Der OGH befand die Revision für zulässig, aber nicht berechtigt. Zunächst bejahte der OGH die Passivlegitimation des Beklagten. Juristische Personen haften im deliktischen Bereich für das schädigende Verhalten ihrer verfassungsmäßigen Organe und aller anderen Personen, die in verantwortlicher, leitender oder überwachender Funktion für sie tätig sind. Eine rechtsfähige politische Partei haftet nach den Grundsätzen der sogenannten „Repräsentantenhaftung“. Der Fraktionsführer war als Repräsentant des beklagten Parlamentsklubs zu qualifizieren.

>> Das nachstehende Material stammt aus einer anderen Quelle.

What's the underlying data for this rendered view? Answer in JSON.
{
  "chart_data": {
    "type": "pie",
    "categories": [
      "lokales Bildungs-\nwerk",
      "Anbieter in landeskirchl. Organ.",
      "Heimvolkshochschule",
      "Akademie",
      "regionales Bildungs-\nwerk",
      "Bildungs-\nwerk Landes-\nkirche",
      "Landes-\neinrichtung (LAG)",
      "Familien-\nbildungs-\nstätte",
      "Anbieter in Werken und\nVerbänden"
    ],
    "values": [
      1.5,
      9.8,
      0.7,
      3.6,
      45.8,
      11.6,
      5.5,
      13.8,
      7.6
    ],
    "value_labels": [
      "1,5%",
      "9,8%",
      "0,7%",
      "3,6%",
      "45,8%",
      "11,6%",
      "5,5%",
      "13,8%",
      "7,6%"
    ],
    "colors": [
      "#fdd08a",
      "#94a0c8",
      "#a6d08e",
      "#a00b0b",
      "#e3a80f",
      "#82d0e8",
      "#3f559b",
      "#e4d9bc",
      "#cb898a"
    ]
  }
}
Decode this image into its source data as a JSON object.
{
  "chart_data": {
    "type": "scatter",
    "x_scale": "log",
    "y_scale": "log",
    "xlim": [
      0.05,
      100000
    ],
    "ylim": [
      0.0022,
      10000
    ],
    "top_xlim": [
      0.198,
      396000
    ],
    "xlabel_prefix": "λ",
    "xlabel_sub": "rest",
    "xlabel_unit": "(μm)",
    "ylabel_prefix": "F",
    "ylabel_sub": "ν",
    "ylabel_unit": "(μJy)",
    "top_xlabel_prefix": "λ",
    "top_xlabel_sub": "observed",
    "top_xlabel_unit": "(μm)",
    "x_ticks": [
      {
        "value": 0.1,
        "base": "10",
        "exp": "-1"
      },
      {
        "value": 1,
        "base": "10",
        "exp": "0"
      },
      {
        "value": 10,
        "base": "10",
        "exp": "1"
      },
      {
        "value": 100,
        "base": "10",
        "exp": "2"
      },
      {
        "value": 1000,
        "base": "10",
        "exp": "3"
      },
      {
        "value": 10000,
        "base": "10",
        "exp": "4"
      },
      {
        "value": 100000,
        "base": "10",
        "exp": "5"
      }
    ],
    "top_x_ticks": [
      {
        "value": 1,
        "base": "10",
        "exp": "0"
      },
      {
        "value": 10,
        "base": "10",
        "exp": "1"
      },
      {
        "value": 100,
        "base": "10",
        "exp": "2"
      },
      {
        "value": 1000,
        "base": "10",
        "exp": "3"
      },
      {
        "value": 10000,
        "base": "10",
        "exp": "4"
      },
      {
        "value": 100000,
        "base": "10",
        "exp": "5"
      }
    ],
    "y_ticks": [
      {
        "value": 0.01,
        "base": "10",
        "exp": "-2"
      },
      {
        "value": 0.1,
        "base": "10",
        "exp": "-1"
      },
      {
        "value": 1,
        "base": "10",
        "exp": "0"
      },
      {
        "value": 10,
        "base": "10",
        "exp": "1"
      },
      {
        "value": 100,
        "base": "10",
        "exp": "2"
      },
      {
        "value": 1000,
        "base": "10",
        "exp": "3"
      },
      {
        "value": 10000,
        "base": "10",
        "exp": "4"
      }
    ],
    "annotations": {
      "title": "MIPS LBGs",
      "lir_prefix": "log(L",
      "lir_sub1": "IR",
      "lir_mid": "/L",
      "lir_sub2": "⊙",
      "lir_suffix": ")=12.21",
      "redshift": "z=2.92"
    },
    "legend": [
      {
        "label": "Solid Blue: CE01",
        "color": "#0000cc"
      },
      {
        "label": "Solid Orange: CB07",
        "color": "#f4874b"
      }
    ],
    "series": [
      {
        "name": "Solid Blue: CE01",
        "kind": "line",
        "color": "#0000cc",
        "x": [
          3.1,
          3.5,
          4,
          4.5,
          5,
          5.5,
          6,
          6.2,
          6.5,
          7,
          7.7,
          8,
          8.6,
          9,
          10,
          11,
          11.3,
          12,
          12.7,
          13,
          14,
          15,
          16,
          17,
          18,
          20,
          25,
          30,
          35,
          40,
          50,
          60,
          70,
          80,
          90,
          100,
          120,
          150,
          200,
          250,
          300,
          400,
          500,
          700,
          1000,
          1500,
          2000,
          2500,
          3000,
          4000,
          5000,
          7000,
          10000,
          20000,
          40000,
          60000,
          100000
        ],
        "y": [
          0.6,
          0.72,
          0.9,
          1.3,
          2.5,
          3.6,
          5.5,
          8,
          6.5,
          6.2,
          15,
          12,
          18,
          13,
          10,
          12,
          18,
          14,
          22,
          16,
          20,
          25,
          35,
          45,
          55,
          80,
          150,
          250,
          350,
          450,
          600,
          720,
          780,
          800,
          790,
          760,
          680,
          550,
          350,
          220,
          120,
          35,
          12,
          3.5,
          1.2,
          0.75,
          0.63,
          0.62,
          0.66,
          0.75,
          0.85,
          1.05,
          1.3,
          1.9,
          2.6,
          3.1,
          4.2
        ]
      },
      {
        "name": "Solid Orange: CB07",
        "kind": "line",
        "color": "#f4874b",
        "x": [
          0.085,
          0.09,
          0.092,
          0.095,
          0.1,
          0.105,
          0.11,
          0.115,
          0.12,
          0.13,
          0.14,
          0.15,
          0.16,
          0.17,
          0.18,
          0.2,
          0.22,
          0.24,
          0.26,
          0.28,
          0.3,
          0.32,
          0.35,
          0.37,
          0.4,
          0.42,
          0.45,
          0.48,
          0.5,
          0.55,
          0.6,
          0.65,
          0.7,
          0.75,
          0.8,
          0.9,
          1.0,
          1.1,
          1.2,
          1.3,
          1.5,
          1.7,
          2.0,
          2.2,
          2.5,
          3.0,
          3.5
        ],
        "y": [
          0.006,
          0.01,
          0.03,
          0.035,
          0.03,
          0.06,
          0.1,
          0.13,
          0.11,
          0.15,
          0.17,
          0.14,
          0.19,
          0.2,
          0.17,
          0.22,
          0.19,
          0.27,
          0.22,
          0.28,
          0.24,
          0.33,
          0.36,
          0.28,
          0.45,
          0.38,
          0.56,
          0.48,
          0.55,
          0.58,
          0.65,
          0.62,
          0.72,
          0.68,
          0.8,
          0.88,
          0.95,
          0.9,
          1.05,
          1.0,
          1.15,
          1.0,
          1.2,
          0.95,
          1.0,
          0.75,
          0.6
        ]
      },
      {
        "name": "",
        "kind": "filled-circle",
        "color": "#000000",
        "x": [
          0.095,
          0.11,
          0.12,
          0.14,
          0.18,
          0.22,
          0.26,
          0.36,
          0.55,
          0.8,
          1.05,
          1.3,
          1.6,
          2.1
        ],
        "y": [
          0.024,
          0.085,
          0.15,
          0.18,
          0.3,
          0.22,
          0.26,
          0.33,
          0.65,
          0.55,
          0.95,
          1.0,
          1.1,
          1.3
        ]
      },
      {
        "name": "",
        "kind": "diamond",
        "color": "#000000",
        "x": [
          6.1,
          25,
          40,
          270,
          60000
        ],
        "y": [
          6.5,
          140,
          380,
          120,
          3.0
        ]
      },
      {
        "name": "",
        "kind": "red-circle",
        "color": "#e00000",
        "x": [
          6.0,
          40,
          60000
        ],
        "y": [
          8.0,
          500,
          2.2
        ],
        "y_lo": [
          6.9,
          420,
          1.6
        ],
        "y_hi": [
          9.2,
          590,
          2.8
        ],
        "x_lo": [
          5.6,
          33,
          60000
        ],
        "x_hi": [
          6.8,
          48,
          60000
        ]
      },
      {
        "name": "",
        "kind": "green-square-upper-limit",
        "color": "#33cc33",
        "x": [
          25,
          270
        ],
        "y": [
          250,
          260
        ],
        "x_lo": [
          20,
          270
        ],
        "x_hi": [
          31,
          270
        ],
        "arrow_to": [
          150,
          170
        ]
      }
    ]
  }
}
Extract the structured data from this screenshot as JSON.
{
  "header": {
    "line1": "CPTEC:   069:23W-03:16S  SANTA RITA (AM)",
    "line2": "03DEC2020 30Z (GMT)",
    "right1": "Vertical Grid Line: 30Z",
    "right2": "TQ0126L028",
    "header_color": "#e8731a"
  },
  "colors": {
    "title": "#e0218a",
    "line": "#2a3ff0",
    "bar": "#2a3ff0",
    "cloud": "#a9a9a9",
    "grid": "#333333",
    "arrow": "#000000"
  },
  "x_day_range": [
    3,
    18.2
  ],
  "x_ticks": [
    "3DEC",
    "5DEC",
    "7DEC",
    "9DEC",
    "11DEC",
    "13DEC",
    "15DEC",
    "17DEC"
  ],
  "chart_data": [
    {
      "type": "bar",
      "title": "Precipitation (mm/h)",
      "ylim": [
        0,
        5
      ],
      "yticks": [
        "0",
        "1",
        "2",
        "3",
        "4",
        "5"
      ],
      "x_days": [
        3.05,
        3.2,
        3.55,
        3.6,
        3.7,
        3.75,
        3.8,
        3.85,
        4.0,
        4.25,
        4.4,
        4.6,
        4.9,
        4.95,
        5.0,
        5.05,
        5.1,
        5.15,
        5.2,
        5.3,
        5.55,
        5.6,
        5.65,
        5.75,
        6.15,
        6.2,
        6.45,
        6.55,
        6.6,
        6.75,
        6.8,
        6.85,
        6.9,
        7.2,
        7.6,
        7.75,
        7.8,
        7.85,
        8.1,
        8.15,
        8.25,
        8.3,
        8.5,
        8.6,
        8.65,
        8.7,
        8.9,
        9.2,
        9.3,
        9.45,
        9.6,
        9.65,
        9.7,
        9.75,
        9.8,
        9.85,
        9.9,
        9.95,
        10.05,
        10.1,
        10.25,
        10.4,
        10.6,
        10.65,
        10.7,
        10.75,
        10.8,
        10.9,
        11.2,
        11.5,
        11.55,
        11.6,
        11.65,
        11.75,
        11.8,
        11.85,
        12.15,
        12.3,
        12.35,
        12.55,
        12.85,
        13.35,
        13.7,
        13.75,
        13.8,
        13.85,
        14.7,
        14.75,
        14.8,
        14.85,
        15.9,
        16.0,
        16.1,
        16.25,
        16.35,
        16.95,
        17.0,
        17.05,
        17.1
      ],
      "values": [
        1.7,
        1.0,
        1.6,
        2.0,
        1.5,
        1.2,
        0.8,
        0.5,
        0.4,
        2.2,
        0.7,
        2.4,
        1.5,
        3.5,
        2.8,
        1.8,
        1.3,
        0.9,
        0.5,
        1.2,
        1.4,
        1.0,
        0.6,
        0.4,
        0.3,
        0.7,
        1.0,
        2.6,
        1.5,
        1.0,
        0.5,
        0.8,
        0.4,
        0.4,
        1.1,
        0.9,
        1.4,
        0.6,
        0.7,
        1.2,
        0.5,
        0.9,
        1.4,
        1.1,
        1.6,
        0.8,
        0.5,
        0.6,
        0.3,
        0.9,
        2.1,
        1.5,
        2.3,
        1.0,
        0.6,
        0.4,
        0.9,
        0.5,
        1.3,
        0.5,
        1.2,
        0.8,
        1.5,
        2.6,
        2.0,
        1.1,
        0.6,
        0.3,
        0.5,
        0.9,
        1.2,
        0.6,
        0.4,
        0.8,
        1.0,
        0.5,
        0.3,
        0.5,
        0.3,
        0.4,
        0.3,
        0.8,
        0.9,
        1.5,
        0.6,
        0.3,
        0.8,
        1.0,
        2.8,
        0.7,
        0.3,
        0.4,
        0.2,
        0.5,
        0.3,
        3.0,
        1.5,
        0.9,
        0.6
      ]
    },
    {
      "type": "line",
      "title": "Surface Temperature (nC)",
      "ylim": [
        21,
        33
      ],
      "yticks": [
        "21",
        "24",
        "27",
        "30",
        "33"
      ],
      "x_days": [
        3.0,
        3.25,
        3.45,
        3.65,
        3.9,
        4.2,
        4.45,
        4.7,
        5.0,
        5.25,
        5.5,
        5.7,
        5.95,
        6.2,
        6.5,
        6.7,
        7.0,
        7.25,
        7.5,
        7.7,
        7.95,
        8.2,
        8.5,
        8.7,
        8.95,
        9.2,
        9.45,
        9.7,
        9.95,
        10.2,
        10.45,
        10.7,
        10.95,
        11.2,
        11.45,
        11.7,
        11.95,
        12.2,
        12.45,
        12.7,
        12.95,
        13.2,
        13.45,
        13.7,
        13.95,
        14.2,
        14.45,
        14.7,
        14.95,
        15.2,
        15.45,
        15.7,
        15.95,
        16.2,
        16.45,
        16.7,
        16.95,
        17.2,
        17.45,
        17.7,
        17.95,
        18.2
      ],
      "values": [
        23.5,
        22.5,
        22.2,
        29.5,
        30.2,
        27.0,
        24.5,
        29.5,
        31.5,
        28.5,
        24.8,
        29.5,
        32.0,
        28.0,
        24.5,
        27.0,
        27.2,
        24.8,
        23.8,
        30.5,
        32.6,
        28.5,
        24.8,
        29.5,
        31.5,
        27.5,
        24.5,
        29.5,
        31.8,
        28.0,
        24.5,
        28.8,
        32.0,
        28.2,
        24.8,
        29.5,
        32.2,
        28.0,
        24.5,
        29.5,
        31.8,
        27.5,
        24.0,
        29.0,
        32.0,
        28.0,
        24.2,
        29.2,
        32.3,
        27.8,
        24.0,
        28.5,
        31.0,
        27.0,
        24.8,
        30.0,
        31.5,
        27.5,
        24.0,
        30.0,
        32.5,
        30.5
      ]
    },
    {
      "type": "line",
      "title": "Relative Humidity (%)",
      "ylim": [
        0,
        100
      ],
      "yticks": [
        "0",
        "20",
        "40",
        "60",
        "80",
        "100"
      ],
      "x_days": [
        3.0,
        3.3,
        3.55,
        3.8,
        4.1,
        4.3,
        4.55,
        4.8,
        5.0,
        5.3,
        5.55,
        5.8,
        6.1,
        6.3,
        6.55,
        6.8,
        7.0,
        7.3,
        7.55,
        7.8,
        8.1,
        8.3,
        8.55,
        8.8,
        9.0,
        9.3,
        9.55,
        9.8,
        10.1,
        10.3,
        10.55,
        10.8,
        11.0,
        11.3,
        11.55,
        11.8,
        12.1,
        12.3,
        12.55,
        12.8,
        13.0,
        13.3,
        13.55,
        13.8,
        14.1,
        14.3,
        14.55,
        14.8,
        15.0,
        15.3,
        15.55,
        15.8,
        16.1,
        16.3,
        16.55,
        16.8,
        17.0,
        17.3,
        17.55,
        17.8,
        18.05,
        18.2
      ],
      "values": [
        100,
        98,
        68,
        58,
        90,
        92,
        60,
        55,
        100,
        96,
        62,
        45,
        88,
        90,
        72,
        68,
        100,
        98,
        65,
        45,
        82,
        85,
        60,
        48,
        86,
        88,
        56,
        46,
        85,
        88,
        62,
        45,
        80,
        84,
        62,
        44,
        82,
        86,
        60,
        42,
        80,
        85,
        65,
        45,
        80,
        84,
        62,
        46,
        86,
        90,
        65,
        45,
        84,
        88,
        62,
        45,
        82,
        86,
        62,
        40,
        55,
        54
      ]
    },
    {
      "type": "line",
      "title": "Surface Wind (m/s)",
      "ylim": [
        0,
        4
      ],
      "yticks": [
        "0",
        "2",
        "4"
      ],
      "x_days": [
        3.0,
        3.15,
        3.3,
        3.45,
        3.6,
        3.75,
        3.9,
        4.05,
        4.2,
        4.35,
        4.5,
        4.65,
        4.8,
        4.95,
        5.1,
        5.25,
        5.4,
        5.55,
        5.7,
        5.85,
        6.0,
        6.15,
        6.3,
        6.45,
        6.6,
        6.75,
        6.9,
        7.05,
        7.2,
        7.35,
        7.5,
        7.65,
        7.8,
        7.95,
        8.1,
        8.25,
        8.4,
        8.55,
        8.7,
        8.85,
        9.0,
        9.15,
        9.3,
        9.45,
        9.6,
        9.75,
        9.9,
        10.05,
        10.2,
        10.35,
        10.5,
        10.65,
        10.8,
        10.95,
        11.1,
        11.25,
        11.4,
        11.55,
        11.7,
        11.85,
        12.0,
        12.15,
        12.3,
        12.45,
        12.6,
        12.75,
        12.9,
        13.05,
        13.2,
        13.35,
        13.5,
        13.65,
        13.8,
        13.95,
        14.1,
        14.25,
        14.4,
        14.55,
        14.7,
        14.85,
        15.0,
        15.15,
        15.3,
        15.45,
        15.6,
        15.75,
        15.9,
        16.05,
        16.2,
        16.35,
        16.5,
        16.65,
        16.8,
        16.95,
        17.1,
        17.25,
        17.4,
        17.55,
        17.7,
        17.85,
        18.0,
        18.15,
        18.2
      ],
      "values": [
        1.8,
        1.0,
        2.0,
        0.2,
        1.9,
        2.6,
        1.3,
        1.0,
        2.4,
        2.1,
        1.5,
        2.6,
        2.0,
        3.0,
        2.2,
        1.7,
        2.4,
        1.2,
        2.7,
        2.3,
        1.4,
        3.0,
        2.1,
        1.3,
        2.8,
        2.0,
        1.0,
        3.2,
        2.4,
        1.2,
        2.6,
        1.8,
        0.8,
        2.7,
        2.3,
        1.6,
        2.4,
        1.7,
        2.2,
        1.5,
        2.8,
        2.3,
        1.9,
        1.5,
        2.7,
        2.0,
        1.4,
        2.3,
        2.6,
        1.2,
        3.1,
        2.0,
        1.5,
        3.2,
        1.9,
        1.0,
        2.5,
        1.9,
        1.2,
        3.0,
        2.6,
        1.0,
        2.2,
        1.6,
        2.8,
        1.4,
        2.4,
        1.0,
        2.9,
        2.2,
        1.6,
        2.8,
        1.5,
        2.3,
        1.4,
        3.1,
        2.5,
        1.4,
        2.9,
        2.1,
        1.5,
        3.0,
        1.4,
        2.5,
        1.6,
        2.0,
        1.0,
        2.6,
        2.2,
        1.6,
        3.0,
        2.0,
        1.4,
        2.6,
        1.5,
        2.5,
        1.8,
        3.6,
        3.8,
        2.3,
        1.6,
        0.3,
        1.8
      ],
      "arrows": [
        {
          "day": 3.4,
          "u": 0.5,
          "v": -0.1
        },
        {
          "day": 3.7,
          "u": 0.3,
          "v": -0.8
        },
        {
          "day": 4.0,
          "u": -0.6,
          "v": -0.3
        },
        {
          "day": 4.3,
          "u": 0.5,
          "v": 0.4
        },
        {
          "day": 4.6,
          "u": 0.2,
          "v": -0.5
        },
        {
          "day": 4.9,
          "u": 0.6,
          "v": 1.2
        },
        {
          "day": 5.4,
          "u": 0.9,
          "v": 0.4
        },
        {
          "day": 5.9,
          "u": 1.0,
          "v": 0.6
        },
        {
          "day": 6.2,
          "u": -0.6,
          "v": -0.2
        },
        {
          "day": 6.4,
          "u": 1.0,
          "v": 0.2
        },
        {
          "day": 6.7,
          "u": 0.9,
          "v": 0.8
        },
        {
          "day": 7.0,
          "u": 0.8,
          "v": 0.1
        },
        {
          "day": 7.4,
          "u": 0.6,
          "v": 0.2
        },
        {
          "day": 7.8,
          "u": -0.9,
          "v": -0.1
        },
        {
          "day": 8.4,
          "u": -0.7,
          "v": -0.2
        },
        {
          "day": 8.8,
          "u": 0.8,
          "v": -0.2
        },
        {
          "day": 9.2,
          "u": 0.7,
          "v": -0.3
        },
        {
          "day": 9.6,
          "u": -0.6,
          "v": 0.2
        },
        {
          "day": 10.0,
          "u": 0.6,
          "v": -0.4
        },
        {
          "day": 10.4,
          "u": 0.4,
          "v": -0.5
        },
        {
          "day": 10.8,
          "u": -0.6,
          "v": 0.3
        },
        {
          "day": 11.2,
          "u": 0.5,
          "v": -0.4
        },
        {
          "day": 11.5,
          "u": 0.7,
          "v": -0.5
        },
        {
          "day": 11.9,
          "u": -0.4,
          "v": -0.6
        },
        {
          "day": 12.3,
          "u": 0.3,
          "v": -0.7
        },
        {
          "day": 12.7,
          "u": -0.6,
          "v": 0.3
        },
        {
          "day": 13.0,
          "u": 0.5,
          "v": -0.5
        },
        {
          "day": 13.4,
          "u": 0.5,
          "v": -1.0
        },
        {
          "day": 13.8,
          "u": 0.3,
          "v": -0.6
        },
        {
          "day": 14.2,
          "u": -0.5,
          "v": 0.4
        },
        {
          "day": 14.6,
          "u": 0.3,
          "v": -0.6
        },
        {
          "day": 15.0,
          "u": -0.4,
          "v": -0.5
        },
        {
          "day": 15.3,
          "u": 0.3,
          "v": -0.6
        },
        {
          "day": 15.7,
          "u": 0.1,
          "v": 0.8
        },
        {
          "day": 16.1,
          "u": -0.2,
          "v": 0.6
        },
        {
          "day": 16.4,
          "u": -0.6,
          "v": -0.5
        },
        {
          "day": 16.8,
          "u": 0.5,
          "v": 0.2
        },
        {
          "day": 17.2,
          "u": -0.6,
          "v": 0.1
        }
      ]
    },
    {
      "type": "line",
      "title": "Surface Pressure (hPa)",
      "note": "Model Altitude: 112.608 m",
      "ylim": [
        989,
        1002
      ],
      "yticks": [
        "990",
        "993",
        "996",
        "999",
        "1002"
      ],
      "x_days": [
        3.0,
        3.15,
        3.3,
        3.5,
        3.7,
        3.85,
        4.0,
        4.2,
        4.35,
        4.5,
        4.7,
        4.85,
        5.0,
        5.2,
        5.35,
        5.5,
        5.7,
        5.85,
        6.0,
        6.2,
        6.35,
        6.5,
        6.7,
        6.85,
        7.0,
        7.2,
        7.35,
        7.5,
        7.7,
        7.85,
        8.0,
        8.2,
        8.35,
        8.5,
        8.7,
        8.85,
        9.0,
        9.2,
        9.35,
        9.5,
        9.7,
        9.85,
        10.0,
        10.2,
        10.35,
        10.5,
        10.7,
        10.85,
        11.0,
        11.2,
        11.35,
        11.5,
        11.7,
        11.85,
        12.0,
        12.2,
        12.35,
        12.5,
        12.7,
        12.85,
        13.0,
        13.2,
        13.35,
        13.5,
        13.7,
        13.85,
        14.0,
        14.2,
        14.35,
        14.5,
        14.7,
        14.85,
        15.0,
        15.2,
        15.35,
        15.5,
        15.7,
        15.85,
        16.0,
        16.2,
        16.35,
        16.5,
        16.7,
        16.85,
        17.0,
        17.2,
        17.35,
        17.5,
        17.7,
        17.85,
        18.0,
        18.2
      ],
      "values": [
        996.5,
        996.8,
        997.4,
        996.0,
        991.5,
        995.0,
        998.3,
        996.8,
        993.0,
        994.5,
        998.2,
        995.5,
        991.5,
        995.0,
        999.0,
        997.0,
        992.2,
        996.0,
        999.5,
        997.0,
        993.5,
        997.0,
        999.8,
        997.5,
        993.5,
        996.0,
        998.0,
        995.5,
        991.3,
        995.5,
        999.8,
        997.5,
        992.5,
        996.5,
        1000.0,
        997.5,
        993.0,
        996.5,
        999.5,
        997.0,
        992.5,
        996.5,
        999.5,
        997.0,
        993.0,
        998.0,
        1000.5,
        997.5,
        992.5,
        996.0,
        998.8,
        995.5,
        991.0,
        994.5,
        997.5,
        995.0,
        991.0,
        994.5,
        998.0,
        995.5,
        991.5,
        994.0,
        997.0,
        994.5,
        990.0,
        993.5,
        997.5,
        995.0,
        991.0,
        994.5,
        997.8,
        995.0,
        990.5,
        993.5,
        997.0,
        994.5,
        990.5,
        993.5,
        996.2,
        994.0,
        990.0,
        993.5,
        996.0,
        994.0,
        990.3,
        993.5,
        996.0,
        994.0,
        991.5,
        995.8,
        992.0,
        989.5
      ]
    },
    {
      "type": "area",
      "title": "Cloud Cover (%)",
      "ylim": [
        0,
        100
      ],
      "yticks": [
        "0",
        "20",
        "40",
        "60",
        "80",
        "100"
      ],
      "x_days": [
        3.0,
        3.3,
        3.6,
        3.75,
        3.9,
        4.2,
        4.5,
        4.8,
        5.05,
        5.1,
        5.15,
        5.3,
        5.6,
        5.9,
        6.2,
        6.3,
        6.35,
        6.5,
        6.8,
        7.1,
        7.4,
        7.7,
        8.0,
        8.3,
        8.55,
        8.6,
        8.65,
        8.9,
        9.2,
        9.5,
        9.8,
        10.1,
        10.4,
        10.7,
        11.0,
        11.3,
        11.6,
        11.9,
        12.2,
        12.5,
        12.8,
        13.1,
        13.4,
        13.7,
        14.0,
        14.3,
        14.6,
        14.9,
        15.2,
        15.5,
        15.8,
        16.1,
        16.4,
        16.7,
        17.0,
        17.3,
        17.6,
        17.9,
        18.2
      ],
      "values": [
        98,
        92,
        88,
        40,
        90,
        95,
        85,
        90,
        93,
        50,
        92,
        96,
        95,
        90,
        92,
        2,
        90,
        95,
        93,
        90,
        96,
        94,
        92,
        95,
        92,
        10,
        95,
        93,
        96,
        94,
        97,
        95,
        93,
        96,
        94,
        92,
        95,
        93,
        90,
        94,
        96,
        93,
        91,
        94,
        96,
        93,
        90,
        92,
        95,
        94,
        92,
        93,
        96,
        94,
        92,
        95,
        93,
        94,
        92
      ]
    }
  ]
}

Zum behaupteten Recht auf freie Werknutzung verwies der OGH zunächst auf § 41 UrhG, wonach das Urheberrecht der Benutzung eines Werks zu Zwecken der öffentlichen Sicherheit oder zur Sicherstellung des ordnungsgemäßen Ablaufs von Verwaltungsverfahren, parlamentarischen Verfahren oder Gerichtsverfahren nicht entgegensteht. Im vorliegenden hatten die Vorinstanzen bereits verneint, dass die Presseveröffentlichung unter die „Sicherstellung eines ordnungsgemäßen Verfahrensablaufs“ oder gar unter die „öffentliche Sicherheit“ zu subsumieren ist. Parlamentarische Untersuchungsausschüsse zählen zu den „parlamentarischen Verfahren“ iSd § 41 UrhG. Zweck eines parlamentarischen Untersuchungsausschusses ist die Ausübung der Kontrollrechte der Volksvertretung. Gemäß § 6 Abs 1 der Verfahrensordnung für parlamentarische Untersuchungsausschüsse (VO-UA) vertritt der Vorsitzende den Untersuchungsausschuss nach außen und informiert die Öffentlichkeit regelmäßig über die Tätigkeit des Untersuchungsausschusses. Nicht umfasst ist die Abhaltung eines Presspoints (Pressekonferenz bzw Pressetermin) durch Fraktionsvorsitzende als parteipolitische Präsentation. Die Veröffentlichung der beiden Lichtbilder des Fotografen im Rahmen des Presspoints vor dem Untersuchungsausschuss diente parteipolitischen Zwecken und war daher nicht durch die freie Werknutzung nach § 41 UrhG gedeckt.

Auch die Abwägung des Urheberrechtsanspruchs gegen das Grundrecht auf Meinungs- und Äußerungsfreiheit gemäß Art 13 StGG und Art 10 EMRK fiel zugunsten des Klägers aus. Denn die Verletzung der Urheberrechte muss der einzige Weg sein, um das Grundrecht ausüben zu können. Könnte die Einwilligung des Urhebers gegen Zahlung eines (angemessenen) Entgelts erreicht werden, so ist eine Berufung auf das Grundrecht der freien Meinungsäußerung von vornherein ausgeschlossen.

Der Klagsanspruch bestand daher in dem von den Vorinstanzen zugesprochenen Umfang zu Recht.